I believe that these data are good for improving and knowing about the operating system, I do not see that it affects my privacy or my data, I see it well…
In the beginning with U-M (last year) on a regular basis i saw the icon above in the tray(cupertino) at home as well as at the office, with a message saying an Error occured and if i want to send the datas with options for more datas to be send, each and every time it happened i checked all the boxes to send maximum datas.
When i said "on regular basis" i can say at least every week... at least! Although it never affect the stability of the OS, as we can continue to work like if nothing happened, so i didn't care about the splash and just check the box to send datas about what happened => every time!
With weeks passing this icon get more rare and rarer, It's many months now that i didn't see this icon, For this post i needed to search in the system.

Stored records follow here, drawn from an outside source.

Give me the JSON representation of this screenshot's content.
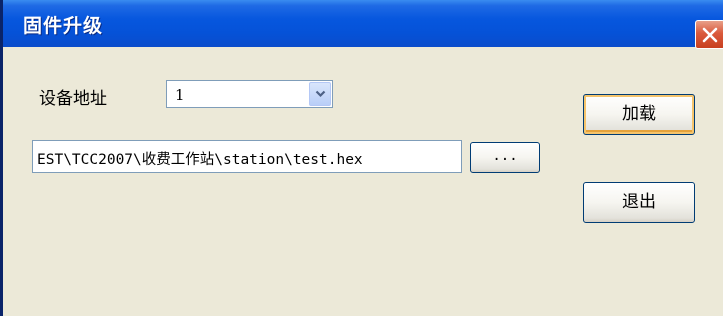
{
  "window": {
    "title": "固件升级",
    "close_icon": "close-icon"
  },
  "device_address": {
    "label": "设备地址",
    "selected_value": "1"
  },
  "file_path": {
    "value": "EST\\TCC2007\\收费工作站\\station\\test.hex"
  },
  "buttons": {
    "browse_label": "...",
    "load_label": "加载",
    "exit_label": "退出"
  },
  "colors": {
    "titlebar": "#0552D8",
    "close_button": "#DA5A3C",
    "dialog_background": "#ECE9D8",
    "default_button_focus": "#F5C46C"
  }
}
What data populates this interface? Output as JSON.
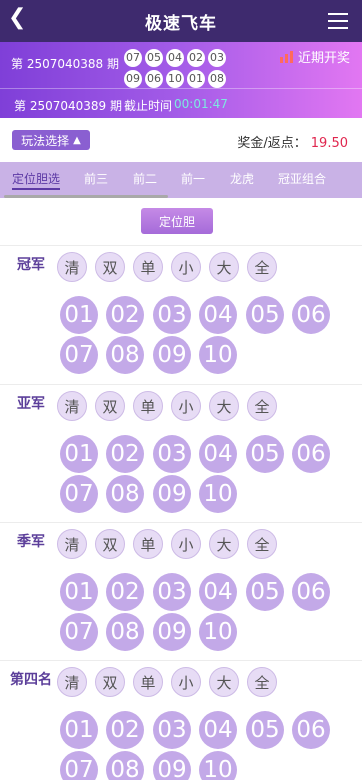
{
  "header": {
    "back_icon": "back-arrow-icon",
    "title": "极速飞车",
    "menu_icon": "hamburger-menu-icon"
  },
  "draw": {
    "current_period": "第 2507040388 期",
    "balls_row1": [
      "07",
      "05",
      "04",
      "02",
      "03"
    ],
    "balls_row2": [
      "09",
      "06",
      "10",
      "01",
      "08"
    ],
    "recent_label": "近期开奖",
    "recent_icon": "bar-chart-icon",
    "next_period": "第 2507040389 期",
    "deadline_label": "截止时间",
    "deadline_time": "00:01:47"
  },
  "play": {
    "select_label": "玩法选择",
    "chevron_icon": "chevron-up-icon",
    "prize_label": "奖金/返点：",
    "prize_value": "19.50"
  },
  "tabs": [
    {
      "label": "定位胆选",
      "active": true
    },
    {
      "label": "前三",
      "active": false
    },
    {
      "label": "前二",
      "active": false
    },
    {
      "label": "前一",
      "active": false
    },
    {
      "label": "龙虎",
      "active": false
    },
    {
      "label": "冠亚组合",
      "active": false
    }
  ],
  "mode_button": "定位胆",
  "quick_buttons": [
    "清",
    "双",
    "单",
    "小",
    "大",
    "全"
  ],
  "numbers": [
    "01",
    "02",
    "03",
    "04",
    "05",
    "06",
    "07",
    "08",
    "09",
    "10"
  ],
  "positions": [
    "冠军",
    "亚军",
    "季军",
    "第四名"
  ],
  "colors": {
    "header_bg": "#3e2a6e",
    "banner_start": "#7f3fd8",
    "banner_end": "#e277f2",
    "tab_bg": "#c9b2e6",
    "number_ball": "#c3a9e8",
    "prize_value": "#e0264e",
    "deadline_time": "#7ee8e0"
  }
}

We started with U-M 16.04.2 LTS we are now on U-M 16.04.4 LTS so basically it's the same OS with patches, and i truly believe that i/we (at the office too) participated to a better and less error prone OS by sending our "crash report"!
You all want a better system for all your needs?!
So.. they need datas about your needs, there is no escape about that!
If developpers just guess your needs it will be all wrong!
Just my thoughts.
How can we, as users, access this data?
I am about to buy another laptop to try 18.04. Since I wasted a few weeks (plus all those helping me) trying to put 16.04 on my OLD Compaq nx6325 dual core AMD I do not desire to fall into that trap again.
I would like to make a somewhat intelligent choice of an older laptop. But that also begs the question of validity of data collected. For example was it recorded that I installed 16.04 on the nx6325 even though it was never successful?
Tried searching the internet, but could not find the data access point.
Thanks, Fred
They are still working on it… :
Dang, I was hoping it was available. I had found that article, but nothing else. Now I know why.
Thanks for elucidating me, Fred
I personally think it’s a great idea as perhaps now we can get some accurate Linux user number figures that aren’t off some webcounter that’s manipulated by Microsoft (Netcounter anyone).
Without some form of data tracking that’s opt out, there’s realistically no other accurate method to gain such statistics.
It should be opt-in. This shouldn’t need to be said.
It also says that popcon and apport will be installed and presumably set to run without user control.